(1897–1992), painter, set designer, woman of letters, and translator. Born in Buzău, Romania, to a middle-class family, Margareta Sterian attended the Ranson Academy and the École du Louvre in Paris between 1926 and 1929. On her return to Romania in 1929, she studied sociology at the University of Bucharest and participated in ethnographic research conducted by Dimitrie Gusti in the village of Drăguş. As a result of this experience, she produced a series of portraits, titled Copii din Drăguş (The Children of Drăguş), which was exhibited with other works at her first personal exhibition, organized in 1929 at the Mozart Hall in Bucharest.
In 1932, Sterian participated in the first annual painting exhibition of the Arta Nouă (New Art) group, as did Henri Daniel, Marcel Iancu, Max Hermann Maxy, and Milița Pătraşcu. Sterian remained connected to avant-garde artists’ circles, displaying her work at events organized by this group. She also was a member of the Criterion group, founded in 1933 by avant-garde artists of the Contimporanul group but also including members of the younger generation. Between 1933 and 1936, Sterian collaborated with Marcel Iancu on ceramic items and frescoes for several houses in Bucharest that Iancu had designed. Her second personal exhibition was organized in 1933 at the Hasefer studio.
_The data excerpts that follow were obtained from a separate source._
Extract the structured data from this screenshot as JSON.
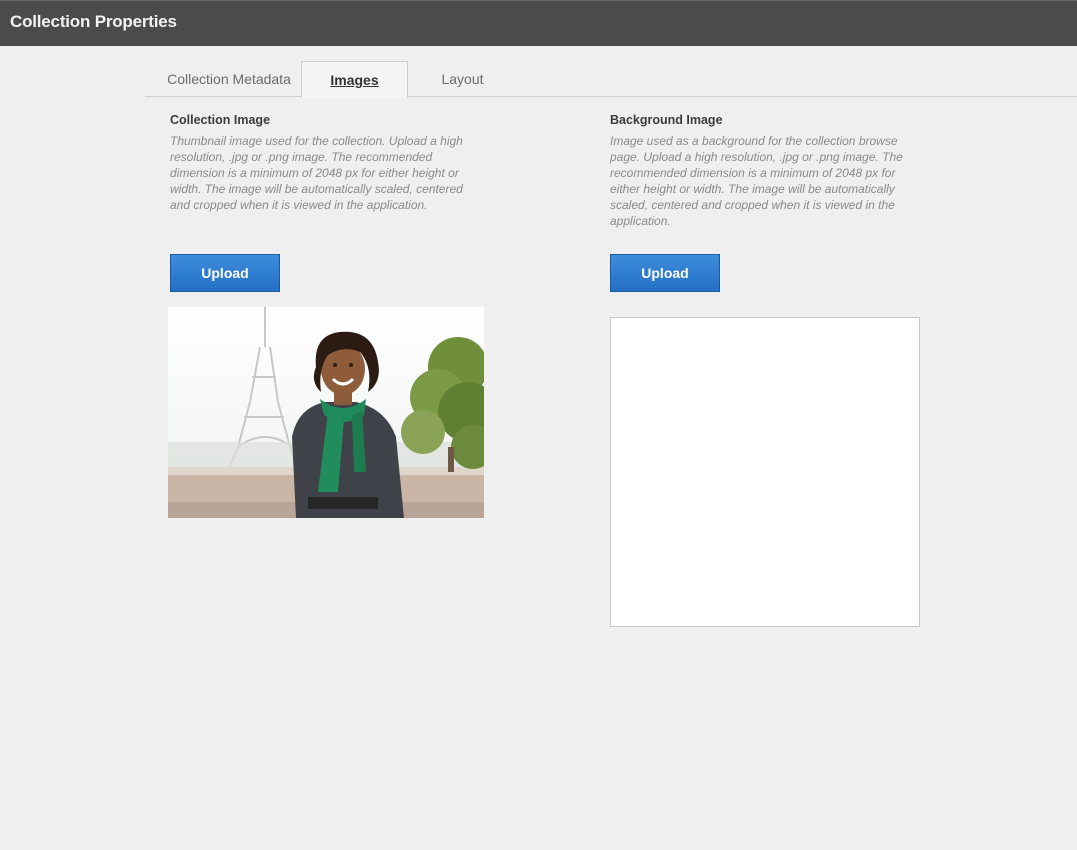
{
  "window": {
    "title": "Collection Properties"
  },
  "tabs": [
    {
      "label": "Collection Metadata",
      "active": false
    },
    {
      "label": "Images",
      "active": true
    },
    {
      "label": "Layout",
      "active": false
    }
  ],
  "collection_image": {
    "heading": "Collection Image",
    "description": "Thumbnail image used for the collection. Upload a high resolution, .jpg or .png image. The recommended dimension is a minimum of 2048 px for either height or width. The image will be automatically scaled, centered and cropped when it is viewed in the application.",
    "upload_label": "Upload"
  },
  "background_image": {
    "heading": "Background Image",
    "description": "Image used as a background for the collection browse page. Upload a high resolution, .jpg or .png image. The recommended dimension is a minimum of 2048 px for either height or width. The image will be automatically scaled, centered and cropped when it is viewed in the application.",
    "upload_label": "Upload"
  },
  "colors": {
    "titlebar": "#4b4b4b",
    "accent": "#2a78cc",
    "background": "#efefef"
  }
}
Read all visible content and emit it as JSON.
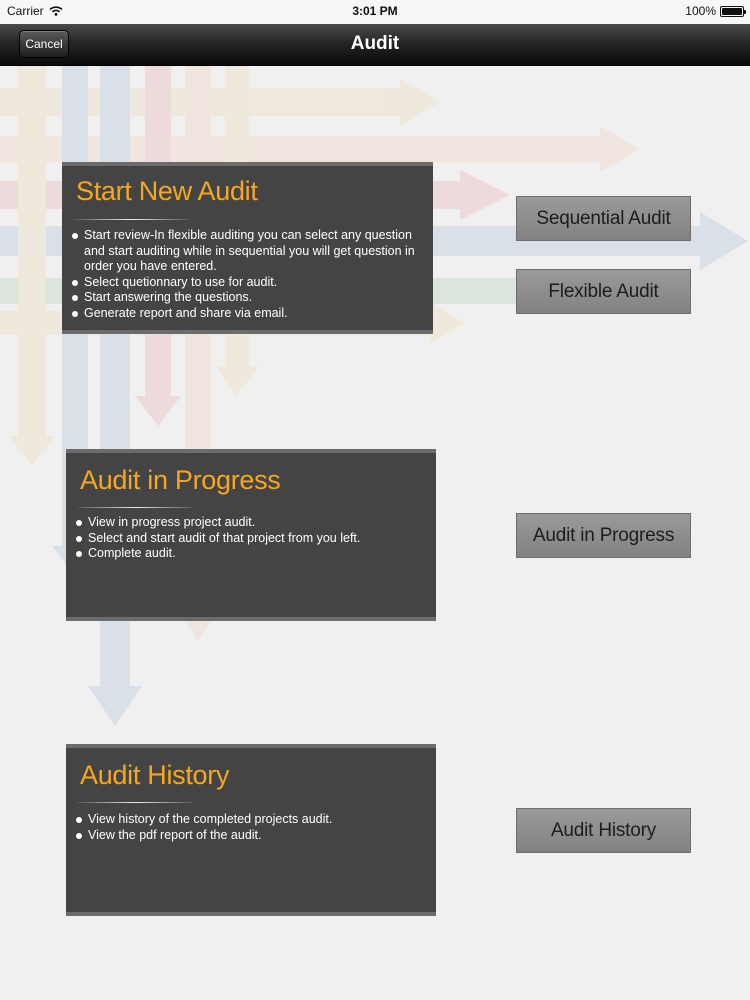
{
  "status_bar": {
    "carrier": "Carrier",
    "time": "3:01 PM",
    "battery": "100%"
  },
  "nav": {
    "title": "Audit",
    "cancel_label": "Cancel"
  },
  "panels": {
    "start_new": {
      "title": "Start New Audit",
      "bullets": [
        "Start review-In flexible auditing you can select any question and start auditing while in sequential you will get question in order you have entered.",
        "Select quetionnary to use for audit.",
        "Start answering the questions.",
        "Generate report and share via email."
      ]
    },
    "in_progress": {
      "title": "Audit in Progress",
      "bullets": [
        "View in progress project audit.",
        "Select and start audit of that project from you left.",
        "Complete audit."
      ]
    },
    "history": {
      "title": "Audit History",
      "bullets": [
        "View history of the completed projects audit.",
        "View the pdf report of the audit."
      ]
    }
  },
  "buttons": {
    "sequential": "Sequential Audit",
    "flexible": "Flexible Audit",
    "in_progress": "Audit in Progress",
    "history": "Audit History"
  },
  "colors": {
    "title_accent": "#f5a81f",
    "panel_bg": "#444444",
    "button_bg": "#8f8f8f"
  }
}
Along with Max Herman Maxy, Marcel Iancu, Mac Constantinescu, Milița Pătraşcu, and Nina Arbore, Sterian participated in the Exhibition of Romanian Modern Art, organized in Rome in 1934 by Filippo Tommaso Marinetti. In 1935 she displayed her work at the third exhibition of the Contimporanul group, along with Giorgio de Chirico, Leon Zack, and others. Sterian also worked as a set designer, creating costumes and scenes for the Simfonia dansului (Dance Symphony) and Preludiu spaniol (Spanish Prelude) ballets, which were staged at the National Opera House.
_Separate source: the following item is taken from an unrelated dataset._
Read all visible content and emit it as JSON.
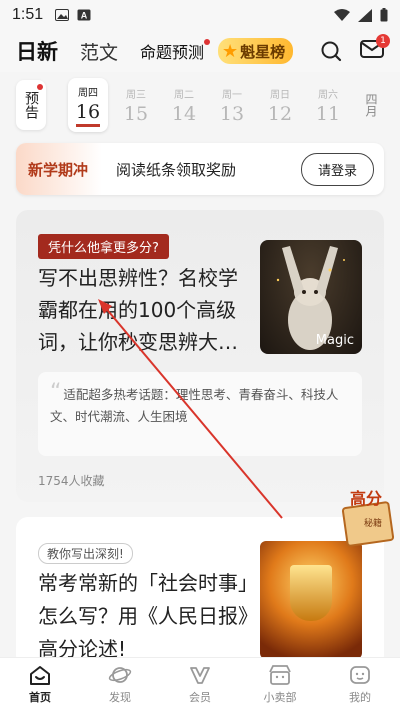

With Romania’s implementation of anti-Jewish legislation between 1940 and 1944, Sterian exhibited her work either unsigned, or with her initials only; the last event in which she participated under her true name was the Official Autumn Salon of 1940. After World War II, she took part in most of the annual exhibitions and salons of Romanian painting and graphics, as well as in shows of Romanian art organized in Budapest, Geneva, Paris, Warsaw, Munich, and Istanbul.
Although Sterian worked with remarkable stylistic continuity, especially in terms of the chromatic range and flat plastic manner, she developed new forms of expression and innovative perspectives in her evolution from a realistic, even naive, vision to fluid, symbolic compositions. Drawn to the picturesque urban scenery of market scenes and crowds, she remained sensitive to native customs and traditions and depicted them nostalgically in such paintings as Nuntă evrească (Jewish Wedding; ca. 1937–1938). Her iconographic repertoire, with its inclination for the fantastic as influenced by Chagall and Goya, belongs to European expressionism.
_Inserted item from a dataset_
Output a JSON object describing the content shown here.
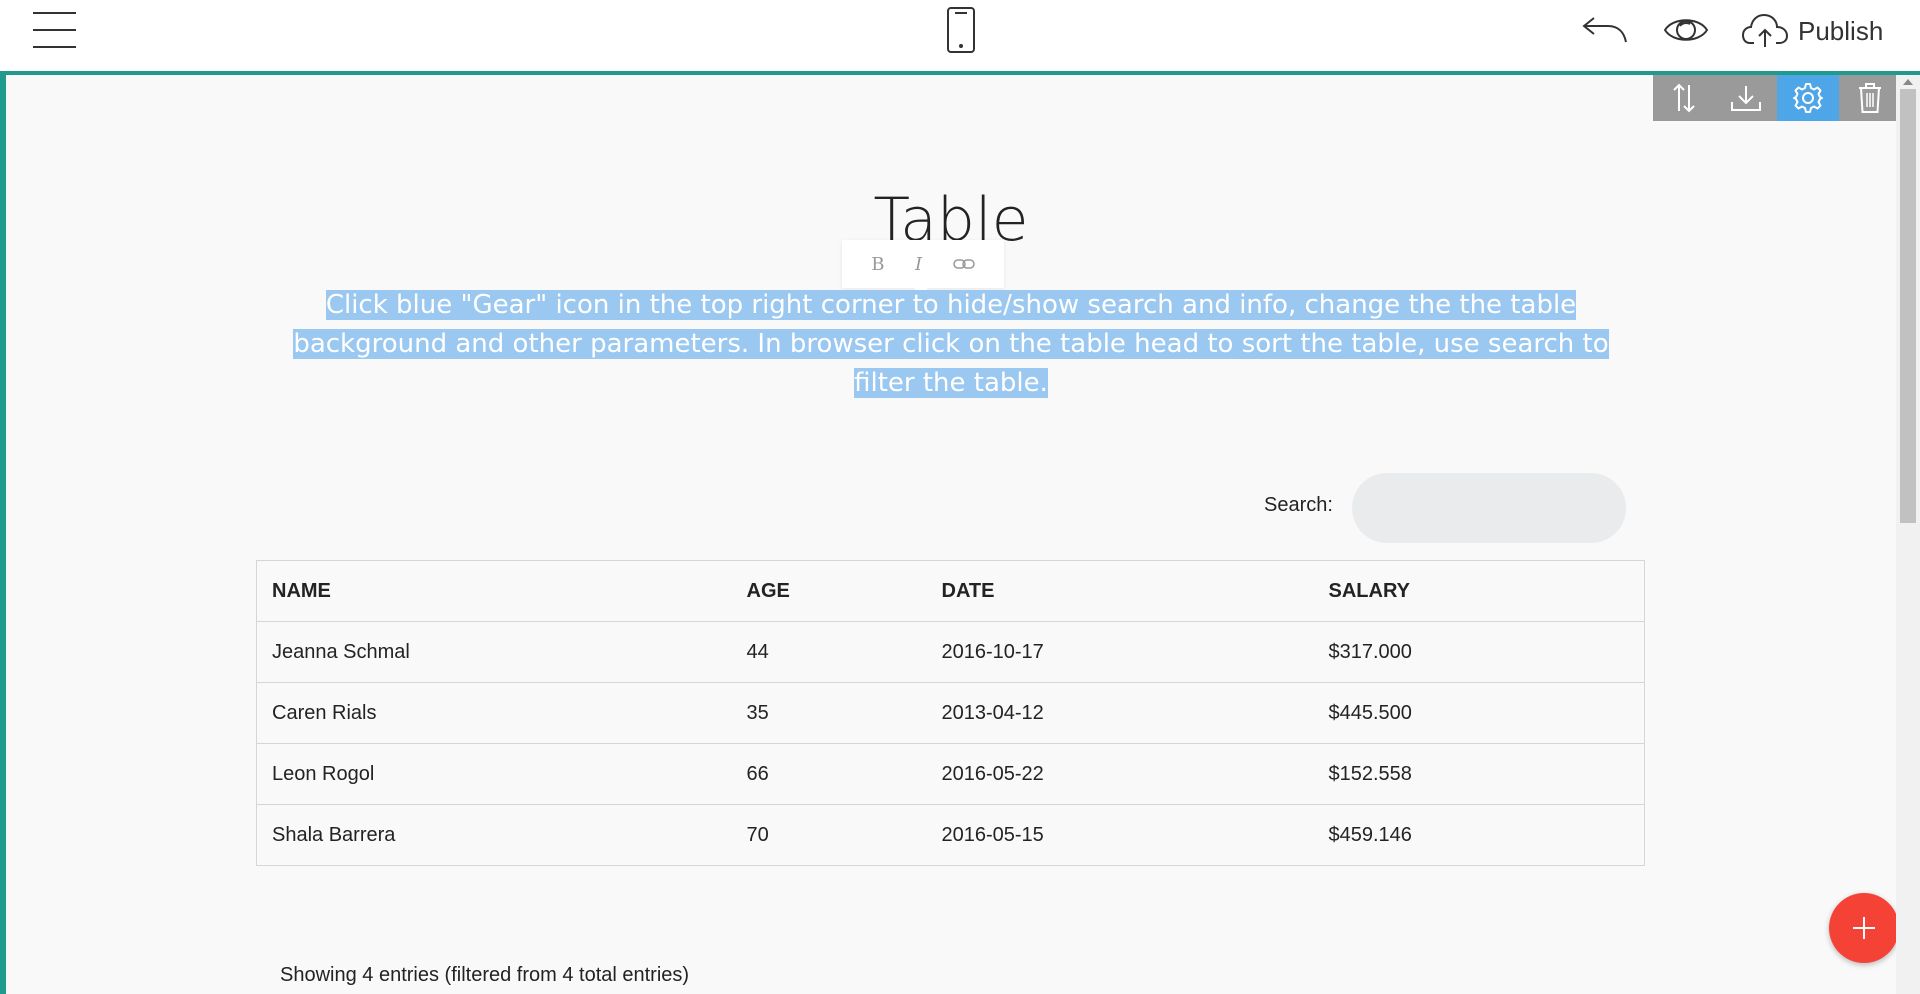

Sterian published her first volume of poetry in 1945; it was followed by short prose collections such as Evocări de călătorie (Travel Memories; 1971) and the novel Castelul de apă (Water Castle; 1972). Her poems were collected in Soare difuz (Diffuse Sun; 1979). She also translated works by Eugene O’Neill, Walt Whitman, and William Faulkner, as well as anthologies of Polish, American, and Irish poetry.
Virgil Mocanu, Margareta Sterian (Bucharest, 1990); Amelia Pavel, Pictori evrei din România (Bucharest, 1996); Uniunea Arhitecților din România, Bucureşti anii 1920–1940: Între avangardă şi modernism (Bucharest, 1994).